Surgery for Esophageal Cancer

Esophageal cancer surgery is complex and requires performing surgeons to have specialized training and extensive experience to give patients the best post-surgery quality of life. We are one of the few centers in the Bay Area that performs a high volume of esophageal surgery using a minimally invasive approach, including a Robotic assisted approach.

Gastric Conditioning Procedure (Pre-Surgery)

We specialize in this sophisticated minimally laparoscopic pre-esophageal surgery procedure, which allows the surgeon to visualize the abdominal cavity and remove lymph nodes, but also prepares the stomach for the esophageal surgery by ensuring good blood flow to the area once the esophageal surgery is completed.

Oftentimes, esophageal patients receive neoadjuvant therapy before surgery, which uses a combination of chemotherapy and radiation treatment to reduce the tumor before surgery. At the time of the laparoscopic conditioning procedure, the surgeon will also place a stent in the patient’s esophagus which helps with swallowing. Most patients also have a feeding tube placed to ensure they are able to maintain their calorie intake during treatment. Patients may also have a venous access device (VAP/PORT) placed which is used for chemotherapy infusions.
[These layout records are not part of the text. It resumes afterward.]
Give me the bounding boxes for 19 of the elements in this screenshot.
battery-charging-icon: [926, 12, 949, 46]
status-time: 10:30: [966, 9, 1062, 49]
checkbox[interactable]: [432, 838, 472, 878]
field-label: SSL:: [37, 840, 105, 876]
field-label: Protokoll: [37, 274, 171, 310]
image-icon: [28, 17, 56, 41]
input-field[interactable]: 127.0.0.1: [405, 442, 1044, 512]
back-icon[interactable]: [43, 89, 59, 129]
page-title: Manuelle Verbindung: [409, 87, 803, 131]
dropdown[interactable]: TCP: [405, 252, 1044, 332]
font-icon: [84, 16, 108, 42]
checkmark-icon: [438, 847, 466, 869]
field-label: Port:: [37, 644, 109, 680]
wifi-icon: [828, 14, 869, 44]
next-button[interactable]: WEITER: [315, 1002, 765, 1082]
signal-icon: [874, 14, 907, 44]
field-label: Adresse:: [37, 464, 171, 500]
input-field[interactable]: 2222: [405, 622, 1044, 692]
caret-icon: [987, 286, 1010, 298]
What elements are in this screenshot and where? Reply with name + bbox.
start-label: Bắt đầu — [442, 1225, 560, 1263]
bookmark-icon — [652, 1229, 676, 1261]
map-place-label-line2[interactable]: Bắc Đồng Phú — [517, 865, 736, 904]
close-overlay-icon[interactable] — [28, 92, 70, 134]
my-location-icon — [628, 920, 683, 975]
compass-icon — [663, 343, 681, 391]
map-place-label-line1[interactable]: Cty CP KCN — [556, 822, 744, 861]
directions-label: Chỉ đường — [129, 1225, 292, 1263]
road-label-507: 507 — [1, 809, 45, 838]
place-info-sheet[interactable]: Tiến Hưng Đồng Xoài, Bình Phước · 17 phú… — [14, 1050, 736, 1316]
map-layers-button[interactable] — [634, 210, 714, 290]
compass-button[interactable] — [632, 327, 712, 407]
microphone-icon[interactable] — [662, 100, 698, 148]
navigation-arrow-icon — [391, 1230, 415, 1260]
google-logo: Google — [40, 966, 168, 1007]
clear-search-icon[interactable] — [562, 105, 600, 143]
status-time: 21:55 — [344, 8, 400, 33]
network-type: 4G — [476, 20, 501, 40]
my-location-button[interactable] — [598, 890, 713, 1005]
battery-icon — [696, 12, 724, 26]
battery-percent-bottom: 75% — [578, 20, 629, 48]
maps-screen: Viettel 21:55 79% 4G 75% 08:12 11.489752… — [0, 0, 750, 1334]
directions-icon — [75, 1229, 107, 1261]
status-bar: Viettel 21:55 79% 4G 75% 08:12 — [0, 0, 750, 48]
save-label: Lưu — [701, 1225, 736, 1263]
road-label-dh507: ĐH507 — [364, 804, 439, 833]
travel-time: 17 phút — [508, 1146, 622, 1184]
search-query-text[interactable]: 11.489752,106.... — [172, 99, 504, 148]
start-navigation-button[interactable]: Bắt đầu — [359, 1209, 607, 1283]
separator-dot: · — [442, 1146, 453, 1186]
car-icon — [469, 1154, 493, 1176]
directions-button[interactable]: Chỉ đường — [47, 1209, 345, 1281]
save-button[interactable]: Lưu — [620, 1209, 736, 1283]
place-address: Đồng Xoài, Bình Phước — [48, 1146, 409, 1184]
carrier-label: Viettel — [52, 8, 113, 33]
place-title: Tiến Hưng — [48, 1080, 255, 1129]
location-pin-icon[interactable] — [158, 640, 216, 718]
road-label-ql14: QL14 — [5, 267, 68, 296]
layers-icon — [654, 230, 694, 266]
Surgical Resection of the Esophagus

Surgery to remove the part of the esophagus with cancer is called an esophagectomy. During the esophagectomy, depending on the location and extend of your cancer, part of the esophagus or the entire esophagus will be removed. The stomach or in some cases part of the bowel will be used to rebuild your esophagus.

Our surgeons, who perform a high volume of esophagostomies, perform close to 100% of their procedures using the most minimally invasive Robotic-assisted approach. The benefit of minimally invasive Robotic-assisted esophagectomies include:

  • Robotic assisted approach allows the surgeon better visualization and dexterity while working around critical body structures 
  • Smaller incisions which produce less pain – less blood loss and lower complication rates and less morbidity
  • Less hospital time – patients generally are able to avoid time on the critical care floors and instead spend their entire recovery in a private room on a dedicated surgical floor. Most patients go home in 4-6 days which if far less than hospitals who have less experience and lower volumes of esophagostomies. (Agency for Healthcare Research and Quality (AHRQ) reports an average stay of 17.3 days hospitalization as the national average)

A multidisciplinary approach to your care continues throughout your hospital stay. Your care team includes you’re a board-certified thoracic surgeon, other physician specialist, a physician assistant, nurses, dieticians, respiratory therapists, case managers, discharge planners. Their collaborative approach is to make sure you are well informed during your post-operative recovery and well informed and comfortable with your discharge plan.